施設の設立は1967年。阪神淡路大震災を契機に移転が決まり、2003年にリニューアルオープン。
その際、ユニットケアを導入するとともに組織の見直しを開始した。
最初は、施設の基本理念についての教育を徹底し、目指すべき姿や価値観を共有するなど、下地を整えた。その上で、ケアを標準化し、質の底上げをする目的で24時間シートを導入した。
24時間シートは、入居者ごとにその日のケア予定を記載した表。入居者それぞれの生活スタイルに対応するために用いられる。
現在は介護記録ソフトに組み込んで使用。
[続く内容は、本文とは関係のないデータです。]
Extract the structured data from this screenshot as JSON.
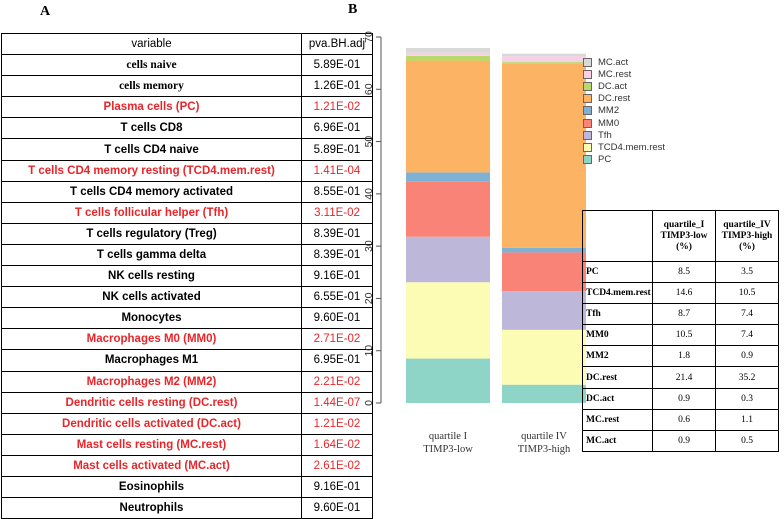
{
  "panel_a": {
    "letter": "A",
    "header": {
      "variable": "variable",
      "value": "pva.BH.adj"
    },
    "rows": [
      {
        "variable": "cells naive",
        "value": "5.89E-01",
        "sig": false,
        "serif": true
      },
      {
        "variable": "cells memory",
        "value": "1.26E-01",
        "sig": false,
        "serif": true
      },
      {
        "variable": "Plasma cells (PC)",
        "value": "1.21E-02",
        "sig": true,
        "serif": false
      },
      {
        "variable": "T cells CD8",
        "value": "6.96E-01",
        "sig": false,
        "serif": false
      },
      {
        "variable": "T cells CD4 naive",
        "value": "5.89E-01",
        "sig": false,
        "serif": false
      },
      {
        "variable": "T cells CD4 memory resting (TCD4.mem.rest)",
        "value": "1.41E-04",
        "sig": true,
        "serif": false
      },
      {
        "variable": "T cells CD4 memory activated",
        "value": "8.55E-01",
        "sig": false,
        "serif": false
      },
      {
        "variable": "T cells follicular helper (Tfh)",
        "value": "3.11E-02",
        "sig": true,
        "serif": false
      },
      {
        "variable": "T cells regulatory (Treg)",
        "value": "8.39E-01",
        "sig": false,
        "serif": false
      },
      {
        "variable": "T cells gamma delta",
        "value": "8.39E-01",
        "sig": false,
        "serif": false
      },
      {
        "variable": "NK cells resting",
        "value": "9.16E-01",
        "sig": false,
        "serif": false
      },
      {
        "variable": "NK cells activated",
        "value": "6.55E-01",
        "sig": false,
        "serif": false
      },
      {
        "variable": "Monocytes",
        "value": "9.60E-01",
        "sig": false,
        "serif": false
      },
      {
        "variable": "Macrophages M0 (MM0)",
        "value": "2.71E-02",
        "sig": true,
        "serif": false
      },
      {
        "variable": "Macrophages M1",
        "value": "6.95E-01",
        "sig": false,
        "serif": false
      },
      {
        "variable": "Macrophages M2 (MM2)",
        "value": "2.21E-02",
        "sig": true,
        "serif": false
      },
      {
        "variable": "Dendritic cells resting (DC.rest)",
        "value": "1.44E-07",
        "sig": true,
        "serif": false
      },
      {
        "variable": "Dendritic cells activated (DC.act)",
        "value": "1.21E-02",
        "sig": true,
        "serif": false
      },
      {
        "variable": "Mast cells resting (MC.rest)",
        "value": "1.64E-02",
        "sig": true,
        "serif": false
      },
      {
        "variable": "Mast cells activated (MC.act)",
        "value": "2.61E-02",
        "sig": true,
        "serif": false
      },
      {
        "variable": "Eosinophils",
        "value": "9.16E-01",
        "sig": false,
        "serif": false
      },
      {
        "variable": "Neutrophils",
        "value": "9.60E-01",
        "sig": false,
        "serif": false
      }
    ]
  },
  "panel_b": {
    "letter": "B",
    "colors": {
      "PC": "#8fd5c7",
      "TCD4.mem.rest": "#fdfcb4",
      "Tfh": "#bdb8d9",
      "MM0": "#f98377",
      "MM2": "#7fb1d5",
      "DC.rest": "#fcb464",
      "DC.act": "#b5db6b",
      "MC.rest": "#f9cfe4",
      "MC.act": "#d9d9d9"
    },
    "legend": [
      "MC.act",
      "MC.rest",
      "DC.act",
      "DC.rest",
      "MM2",
      "MM0",
      "Tfh",
      "TCD4.mem.rest",
      "PC"
    ],
    "table": {
      "col1": [
        "quartile_I",
        "TIMP3-low",
        "(%)"
      ],
      "col2": [
        "quartile_IV",
        "TIMP3-high",
        "(%)"
      ],
      "rows": [
        {
          "label": "PC",
          "low": "8.5",
          "high": "3.5"
        },
        {
          "label": "TCD4.mem.rest",
          "low": "14.6",
          "high": "10.5"
        },
        {
          "label": "Tfh",
          "low": "8.7",
          "high": "7.4"
        },
        {
          "label": "MM0",
          "low": "10.5",
          "high": "7.4"
        },
        {
          "label": "MM2",
          "low": "1.8",
          "high": "0.9"
        },
        {
          "label": "DC.rest",
          "low": "21.4",
          "high": "35.2"
        },
        {
          "label": "DC.act",
          "low": "0.9",
          "high": "0.3"
        },
        {
          "label": "MC.rest",
          "low": "0.6",
          "high": "1.1"
        },
        {
          "label": "MC.act",
          "low": "0.9",
          "high": "0.5"
        }
      ]
    }
  },
  "chart_data": {
    "type": "bar",
    "stacked": true,
    "categories": [
      [
        "quartile I",
        "TIMP3-low"
      ],
      [
        "quartile IV",
        "TIMP3-high"
      ]
    ],
    "series": [
      {
        "name": "PC",
        "values": [
          8.5,
          3.5
        ]
      },
      {
        "name": "TCD4.mem.rest",
        "values": [
          14.6,
          10.5
        ]
      },
      {
        "name": "Tfh",
        "values": [
          8.7,
          7.4
        ]
      },
      {
        "name": "MM0",
        "values": [
          10.5,
          7.4
        ]
      },
      {
        "name": "MM2",
        "values": [
          1.8,
          0.9
        ]
      },
      {
        "name": "DC.rest",
        "values": [
          21.4,
          35.2
        ]
      },
      {
        "name": "DC.act",
        "values": [
          0.9,
          0.3
        ]
      },
      {
        "name": "MC.rest",
        "values": [
          0.6,
          1.1
        ]
      },
      {
        "name": "MC.act",
        "values": [
          0.9,
          0.5
        ]
      }
    ],
    "yticks": [
      0,
      10,
      20,
      30,
      40,
      50,
      60,
      70
    ],
    "ylim": [
      0,
      70
    ],
    "grid": false,
    "legend_position": "right"
  }
}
PC上でケアの予定と方法、注意事項などの詳細の確認ができる。そのため、その日の利用者の状態や意向に沿ってケアを提供しつつも、職員によって大きな差が生じることがない。一般に、ユニットケアでは職員が1人で判断、行動しなければならない場合もある。その時、入職から日の浅い職員でも質の高いケアを提供できる。教育にも役立つだけでなく、「担当者がいなければ仕事が出来ない」といった、個人の技術などに依存する部分が減り、職員が必要な時にしっかり休める状態になる。
加えて、24時間シートの画面から移行せずに記録入力なシステムとなっているため、予定されていたケアと実際に提供されたケアが比較しやすい。その点に着目し職員の振り返り、改善に向けたツールとして活用している。
齊藤裕三施設長は「これにより、職員のケアをしっかり評価できます。『良いケアをすればちゃんと評価される』と分かれば、職員のモチベーションにつながり、好循環を生み出すことができます」と話す。
1日の業務が一覧で可視化されることで、シフトの組み方も変化。忙しい時間帯に十分な人員を配置する、メリハリのあるものになったという。
今後は、ICTの見守り機器の導入で、さらなるケアの質向上を目指す。